The focus must be on “ensuring that we have a number of good high-quality well-prepared liturgies that welcome people and include people. So we don’t need as many Masses”.
His remarks follow a warning by Bishop of Ossory Dermot Farrell that the number of priests in his diocese in the Republic aged under 75 will fall by half, from 40 to 20, in the next 10 years, causing a reduction in Masses.
Bishop McKeown said the Catholic Church is changing from the model where the laity helped the priest do all his work to a model where the priest supports the laity in the work of the parish.
“The places in the world where the Church is thriving and growing are those places in Africa and Asia that didn’t have a glut of clergy two generations ago,” he said.
“They are thriving precisely because of far fewer priests.
“We have to stop lamenting an old model that arose in almost a pre-literate age where no one in your parish could read except the master and the doctor and the priest.
“In most congregations now, you could have a PhD sitting in front of you.
“We have to find creative ways to move forward rather than telling a miserable story that all is declining.”

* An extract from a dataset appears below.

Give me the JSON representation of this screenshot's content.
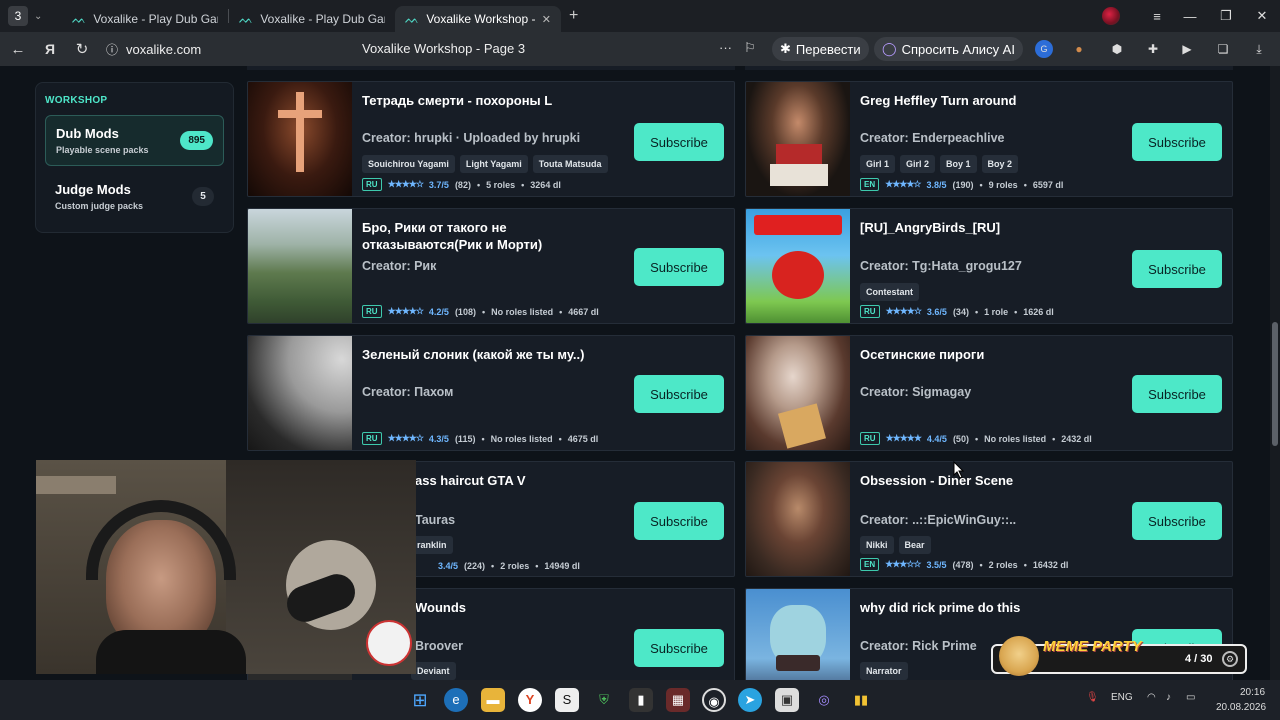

Bishop McKeown was optimistic because his diocese had a wellspring of positive people who were proud of their faith, with strong lay organisations doing pastoral work.
He said a key part of the local diocesan plan “is building open and welcoming communities in a context where there is so much loneliness and fragmentation of relationships”, as well as suicide and addiction.
Nationally, a ‘neo-liberal’ model of society was causing many problems, he said, adding that people need to help “get some balance back rather than have this turbo-capitalism ravishing the place and destroying lives”.